CCK also works in partnership with leptin, a hormone produced by fat tissue that reflects your longer-term energy stores. Research on nerve cells in the vagus pathway has shown that CCK and leptin together produce a satiety signal far stronger than either one alone. The combination triggered a 7.7-fold increase in the activity of a key signaling molecule compared to either hormone by itself. This means CCK doesn’t operate in isolation. Its “stop eating” message is amplified or dampened depending on your overall energy status, creating a layered appetite control system.
CCK in the Brain
CCK isn’t only a gut hormone. It’s also produced by neurons in the brain, where it functions as a neurotransmitter. Brain CCK is involved in anxiety and the panic response. A fragment of the CCK molecule called CCK-4 is one of the most reliable ways to induce panic-like symptoms in a laboratory setting, even in healthy volunteers. Researchers have found that variations in CCK receptor genes and altered CCK metabolism may contribute to panic disorder.

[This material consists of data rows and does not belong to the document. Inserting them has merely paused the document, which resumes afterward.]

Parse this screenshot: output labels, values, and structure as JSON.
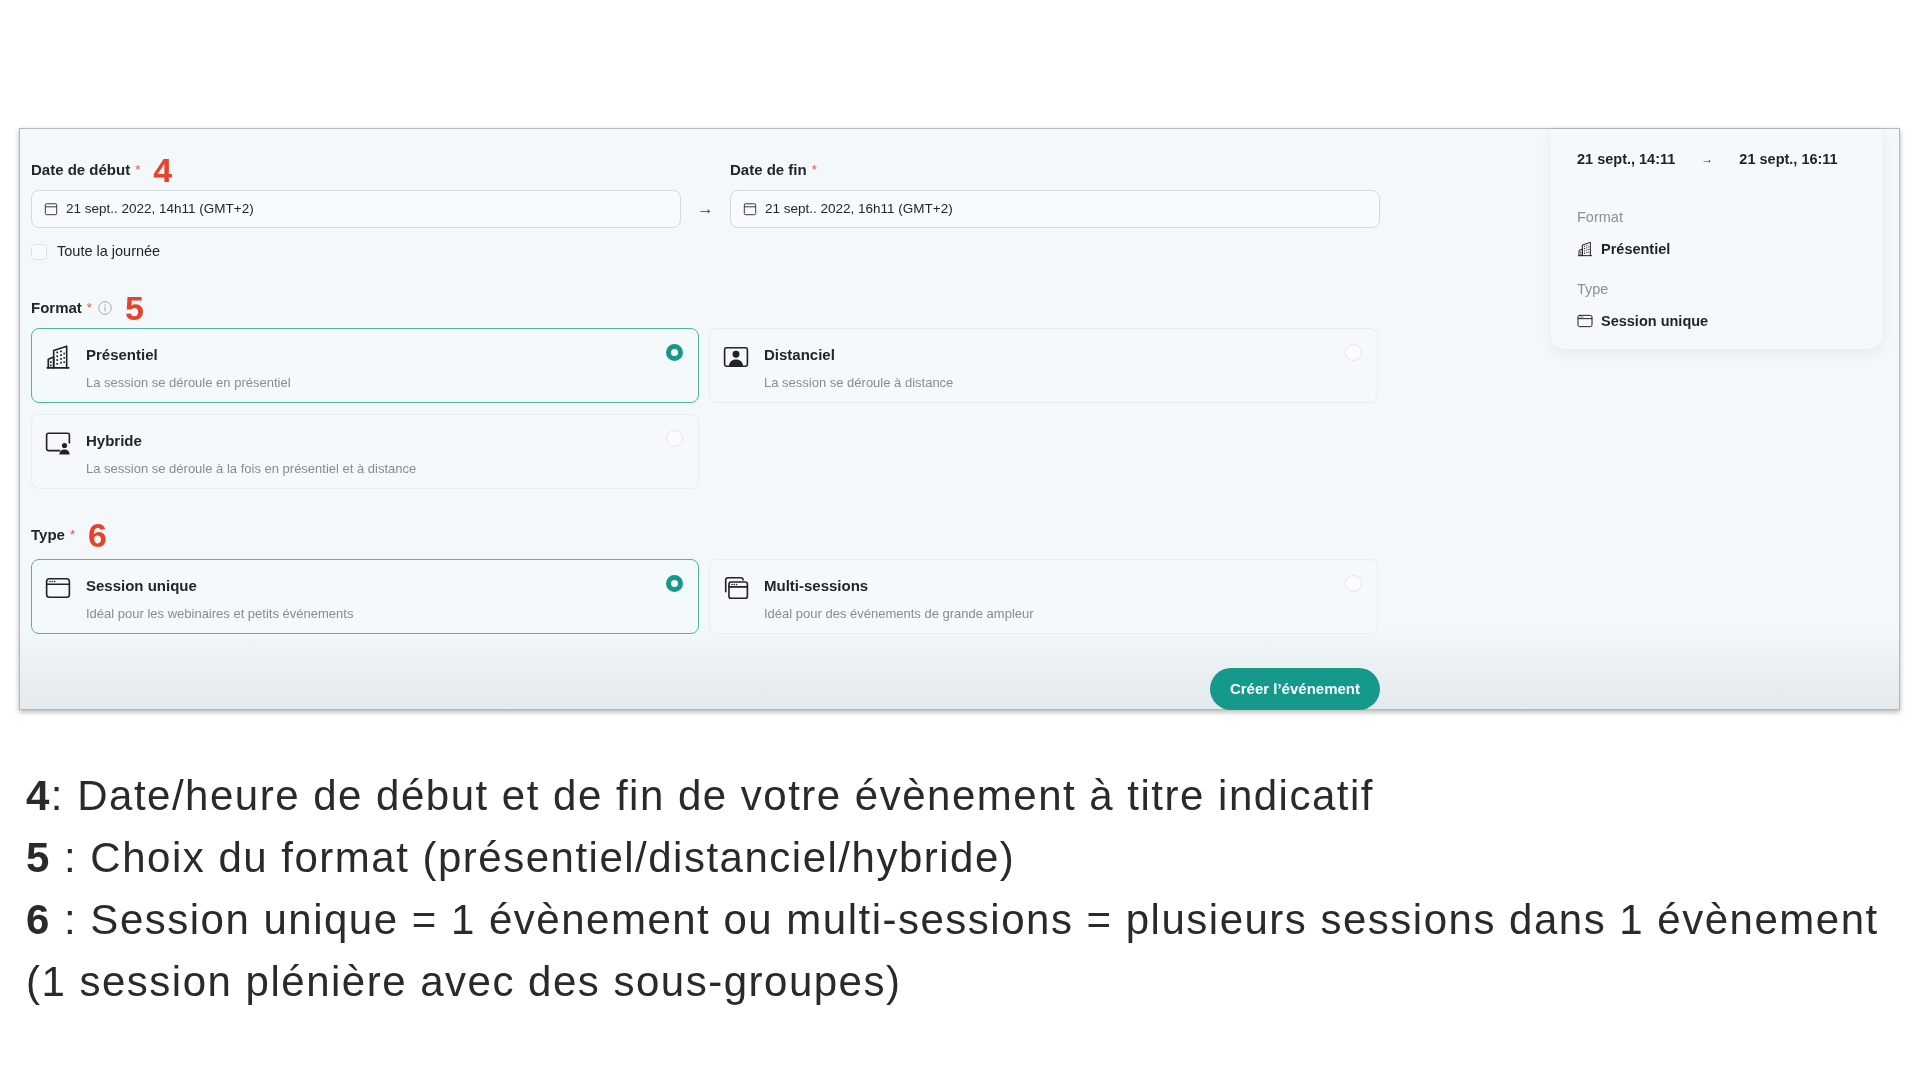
{
  "form": {
    "dates": {
      "start": {
        "label": "Date de début",
        "required_mark": "*",
        "annotation": "4",
        "value": "21 sept.. 2022, 14h11 (GMT+2)"
      },
      "arrow": "→",
      "end": {
        "label": "Date de fin",
        "required_mark": "*",
        "value": "21 sept.. 2022, 16h11 (GMT+2)"
      }
    },
    "all_day": {
      "label": "Toute la journée",
      "checked": false
    },
    "groups": [
      {
        "label": "Format",
        "required_mark": "*",
        "info": true,
        "annotation": "5",
        "options": [
          {
            "kind": "building",
            "title": "Présentiel",
            "description": "La session se déroule en présentiel",
            "selected": true
          },
          {
            "kind": "person-frame",
            "title": "Distanciel",
            "description": "La session se déroule à distance",
            "selected": false
          },
          {
            "kind": "screen-person",
            "title": "Hybride",
            "description": "La session se déroule à la fois en présentiel et à distance",
            "selected": false
          }
        ]
      },
      {
        "label": "Type",
        "required_mark": "*",
        "info": false,
        "annotation": "6",
        "options": [
          {
            "kind": "window",
            "title": "Session unique",
            "description": "Idéal pour les webinaires et petits événements",
            "selected": true
          },
          {
            "kind": "windows",
            "title": "Multi-sessions",
            "description": "Idéal pour des événements de grande ampleur",
            "selected": false
          }
        ]
      }
    ],
    "submit": "Créer l’événement"
  },
  "summary": {
    "start": "21 sept., 14:11",
    "arrow": "→",
    "end": "21 sept., 16:11",
    "fields": [
      {
        "label": "Format",
        "kind": "building",
        "value": "Présentiel"
      },
      {
        "label": "Type",
        "kind": "window",
        "value": "Session unique"
      }
    ]
  },
  "notes": [
    "**4**: Date/heure de début et de fin de votre évènement à titre indicatif",
    "**5** : Choix du format (présentiel/distanciel/hybride)",
    "**6** : Session unique = 1 évènement ou multi-sessions = plusieurs sessions dans 1 évènement (1 session plénière avec des sous-groupes)"
  ]
}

This brain role is distinct from the digestive functions. The gut and brain versions of CCK even act through different receptor types. Gut-related functions like gallbladder contraction and satiety primarily use the CCK1 receptor, while the CCK2 receptor is more prominent in the brain and stomach acid regulation.
CCK in Medical Testing
Doctors take advantage of CCK’s gallbladder-contracting ability in a common diagnostic scan. During a HIDA scan (a type of nuclear imaging that tracks bile flow), a synthetic form of CCK is injected to make the gallbladder squeeze. The scan then measures the gallbladder ejection fraction, which is the percentage of its contents it empties. An ejection fraction below 35% is generally considered abnormal and may point to gallbladder dysfunction, even when no gallstones are visible on ultrasound.
This test is particularly useful for people who have classic gallbladder symptoms like pain after fatty meals but whose imaging comes back clean. The CCK provocation essentially stress-tests the gallbladder to see if it’s working properly. Some research suggests that whether the injection reproduces a patient’s typical symptoms may be an even better predictor of surgical outcomes than the ejection fraction number alone.